University of Missouri – Department of Biochemistry
October 4, 2019 – Fall Seminar
Time and Location: 12 Noon in Meyerhoff Chemistry Building Room 120
Host: Dr. Mike Summers
Virus-Host interactions during the early stage of HIV-1 replication
DHX9/RHA are one of the cellular RNA-binding proteins that are incorporated into virions during human immunodeficiency virus type 1 (HIV-1) assembly and promote the replication efficiency of progeny virions. Virions deficient in RHA are less infectious as a result of reduced reverse transcription efficiency. The major goals of our studies are to investigate the structural basis of RHA co-assembly and the role of RHA in virions.

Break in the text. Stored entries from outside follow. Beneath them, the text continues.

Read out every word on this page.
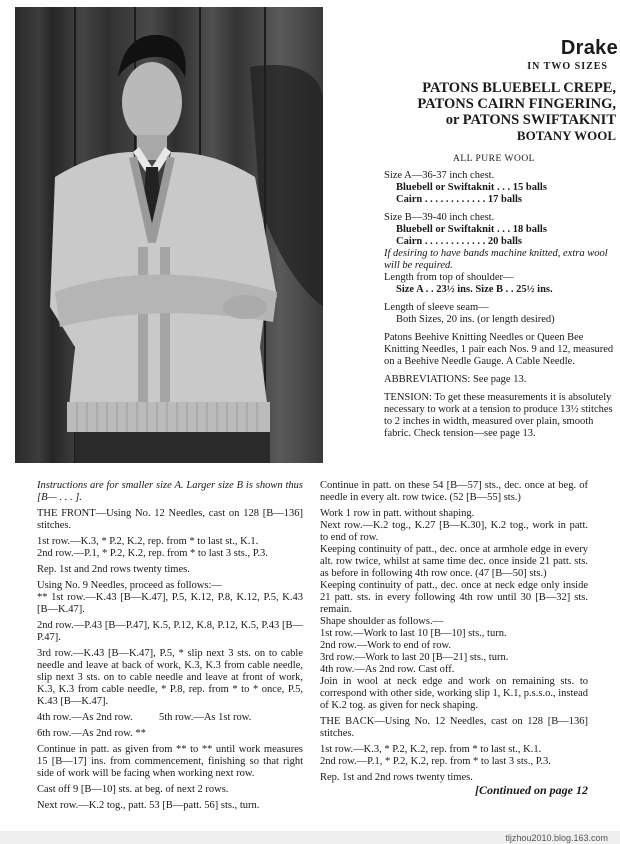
Drake
IN TWO SIZES
PATONS BLUEBELL CREPE,
PATONS CAIRN FINGERING,
or PATONS SWIFTAKNIT
BOTANY WOOL
ALL PURE WOOL

Size A—36-37 inch chest.

Bluebell or Swiftaknit . . . 15 balls

Cairn . . . . . . . . . . . . 17 balls

Size B—39-40 inch chest.

Bluebell or Swiftaknit . . . 18 balls

Cairn . . . . . . . . . . . . 20 balls

If desiring to have bands machine knitted, extra wool will be required.

Length from top of shoulder—

Size A . . 23½ ins. Size B . . 25½ ins.

Length of sleeve seam—

Both Sizes, 20 ins. (or length desired)

Patons Beehive Knitting Needles or Queen Bee Knitting Needles, 1 pair each Nos. 9 and 12, measured on a Beehive Needle Gauge. A Cable Needle.

ABBREVIATIONS: See page 13.

TENSION: To get these measurements it is absolutely necessary to work at a tension to produce 13½ stitches to 2 inches in width, measured over plain, smooth fabric. Check tension—see page 13.

Instructions are for smaller size A. Larger size B is shown thus [B— . . . ].

THE FRONT—Using No. 12 Needles, cast on 128 [B—136] stitches.

1st row.—K.3, * P.2, K.2, rep. from * to last st., K.1.

2nd row.—P.1, * P.2, K.2, rep. from * to last 3 sts., P.3.

Rep. 1st and 2nd rows twenty times.

Using No. 9 Needles, proceed as follows:—

** 1st row.—K.43 [B—K.47], P.5, K.12, P.8, K.12, P.5, K.43 [B—K.47].

2nd row.—P.43 [B—P.47], K.5, P.12, K.8, P.12, K.5, P.43 [B—P.47].

3rd row.—K.43 [B—K.47], P.5, * slip next 3 sts. on to cable needle and leave at back of work, K.3, K.3 from cable needle, slip next 3 sts. on to cable needle and leave at front of work, K.3, K.3 from cable needle, * P.8, rep. from * to * once, P.5, K.43 [B—K.47].

4th row.—As 2nd row.          5th row.—As 1st row.

6th row.—As 2nd row. **

Continue in patt. as given from ** to ** until work measures 15 [B—17] ins. from commencement, finishing so that right side of work will be facing when working next row.

Cast off 9 [B—10] sts. at beg. of next 2 rows.

Next row.—K.2 tog., patt. 53 [B—patt. 56] sts., turn.

Continue in patt. on these 54 [B—57] sts., dec. once at beg. of needle in every alt. row twice. (52 [B—55] sts.)

Work 1 row in patt. without shaping.

Next row.—K.2 tog., K.27 [B—K.30], K.2 tog., work in patt. to end of row.

Keeping continuity of patt., dec. once at armhole edge in every alt. row twice, whilst at same time dec. once inside 21 patt. sts. as before in following 4th row once. (47 [B—50] sts.)

Keeping continuity of patt., dec. once at neck edge only inside 21 patt. sts. in every following 4th row until 30 [B—32] sts. remain.

Shape shoulder as follows.—

1st row.—Work to last 10 [B—10] sts., turn.

2nd row.—Work to end of row.

3rd row.—Work to last 20 [B—21] sts., turn.

4th row.—As 2nd row. Cast off.

Join in wool at neck edge and work on remaining sts. to correspond with other side, working slip 1, K.1, p.s.s.o., instead of K.2 tog. as given for neck shaping.

THE BACK—Using No. 12 Needles, cast on 128 [B—136] stitches.

1st row.—K.3, * P.2, K.2, rep. from * to last st., K.1.

2nd row.—P.1, * P.2, K.2, rep. from * to last 3 sts., P.3.

Rep. 1st and 2nd rows twenty times.

[Continued on page 12

tljzhou2010.blog.163.com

Our cell-based experiments show that the truncation of segments of the HIV-1 5′-untranslated region (5′-UTR) distinct from the core encapsidation sequence eliminated virion incorporation of RHA, indicating that RHA recruitment is mediated by specific interactions with the HIV-1 5′-UTR. Consistently, biophysical assays reveal that the dsRNA binding domains of RHA preferentially binds to residues near the primer binding site. To investigate the role of virion-associated RHA in the early stage of replication, in vitro primer extension assays were established, and data show that RHA participates primarily in the elongation phase of reverse transcription. Pre-steady-state and steady-state kinetic studies suggest that RHA exert little impact on the kinetics of single-nucleotide incorporation by HIV-1 reverse transcriptase (RT), but significantly enhances the processivity RT. Our studies demonstrate that RHA co-assembles with viral RNA and serves as a processivity factor of RT during the early steps of viral replication.